Через эти три дня, снова отправив Юлю с Юрой на прогулку, а Володю во ВГИК, мама предложила мне поговорить. Я считала, что говорить особенно не о чем – дело решенное, – и удивилась, что мама нарушила правило не преступать границ моего личного пространства, но и отказать маме в беседе не считала возможным.
Мама сказала, что разводиться сейчас не стоит.
Поскольку я всегда чувствовала, что мама вовсе не в восторге от моего мужа, это ее заявление меня удивило.
– Почему же? – спросила я.
– Потому что ты его любишь.
– Вовсе нет.
– В тебе сейчас говорит обида, но ты его любишь. А разводиться можно только тогда, когда любви не осталось. Это первое… Второе – Юля. Это сейчас ты в отпуске – и то валишься с ног. А начнется сезон – и ты начнешь работать. Куда ты денешь Юлю?.. Конечно, если бы мы могли взять девочку к себе, это бы облегчило твою жизнь, но мы тоже работаем, и мы не молоды. Но и это не главное. Главное – что ты его любишь. Володя закончит съемки, станет посвободнее, ты начнешь работать. А вдвоем все-таки с маленьким ребенком легче, и как раз обоюдная забота о нем может многое поправить и прояснить.
У меня включились мозги. Я ведь как считала: я сейчас все делаю сама, без участия мужа, ну, и дальше так будет. Сожму зубы и справлюсь. А представить, какой будет моя жизнь, когда откроется сезон, я была не в состоянии. Я вообще ничего не могла представить. В моей душе пылали обида и оскорбленное достоинство. Именно потому, что я его любила, маме это было видно – и любила я его очень сильно.
Мозги стали шевелиться и нашевелили мне, что маму стоит послушать. Про любовь к мужу мозги категорически с мамой не соглашались, а вот про маленькую Юлю – действительно, пожалуй, мама права: одна я совсем пропаду.

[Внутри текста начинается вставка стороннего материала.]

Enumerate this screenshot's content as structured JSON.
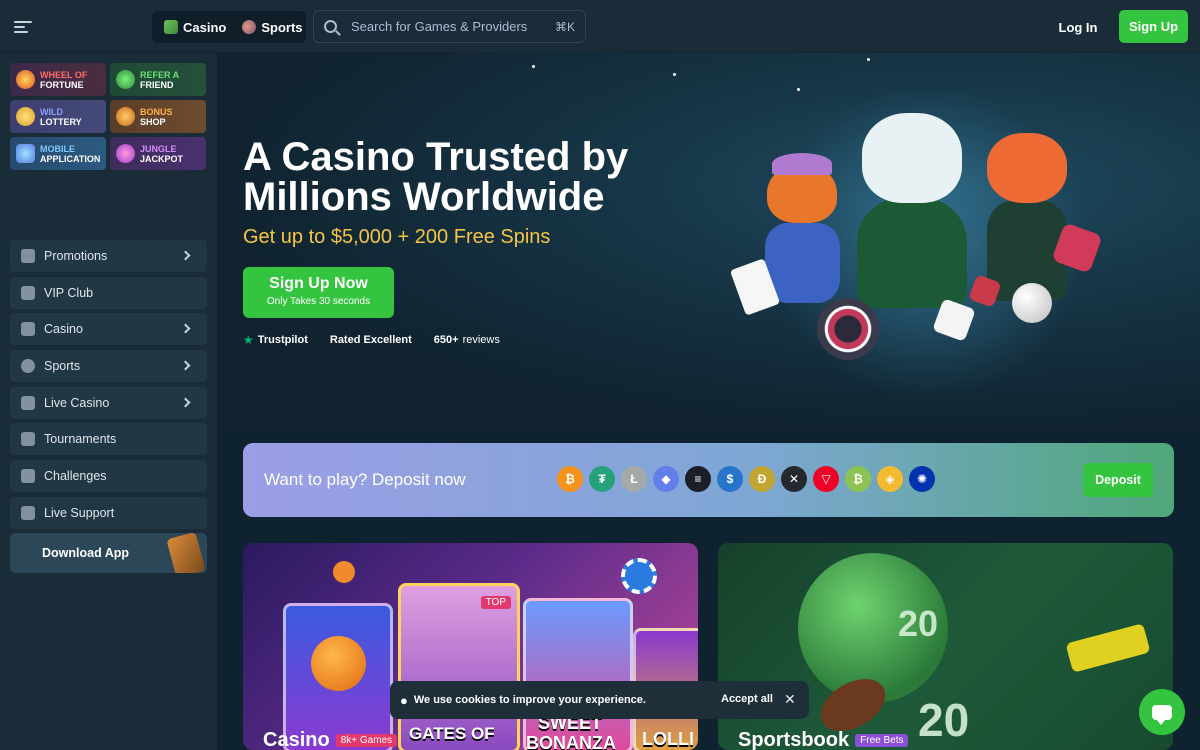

Да ладно я: может не выжить ребенок. Ему нужна здоровая мама. Без мамы ребенок погибает, – размышляла я, – моя мама потеряла свою в трехлетнем возрасте, и даже эта потеря сформировала в ней немало детских комплексов, перешедших и во взрослую жизнь.
Значит, не развод?.. А как жить с убитым сердцем? Так и жить. Ради Юли, решила я.
Мы с мужем по-прежнему играли в молчанку. Когда уехали мои родные, попытка Володи объяснить, что это была случайная глупость, успеха не имела: я не хотела ничего обсуждать.
Мы разошлись через три года после этой истории, но разошлись именно из-за нее – вернее, она стала причиной дальнейшего разрушения любви. За эти три года много всего хорошего произошло, но починить разрушенное так и не получилось.
Ленинградский ТЮЗ выпустил премьеру по Володиной пьесе «Месс-менд». Спектакль получился прекрасный, ребята играли заинтересованно, молодо и виртуозно. Нас пригласили на премьеру, и мы приехали, и я гордилась Володей. Он написал еще одну замечательную пьесу – «Требуется доказать»: пьеса о конформизме и предательстве, но на таком современном материале, что поеживаешься и невольно примеряешь ситуацию на себя. Пьесой заинтересовались Юрий Любимов и Роберт Стуруа. Роберт, прочтя пьесу, сразу сказал, что ему поставить ее не разрешат, Любимов же долго раздумывал. Встретившись с Володей у себя в кабинете, он все время понижал голос, жестами показывал, что везде прослушка, выглядел странно испуганным и в результате пьесу взять так и не решился. Она и впрямь по тем временам была острая.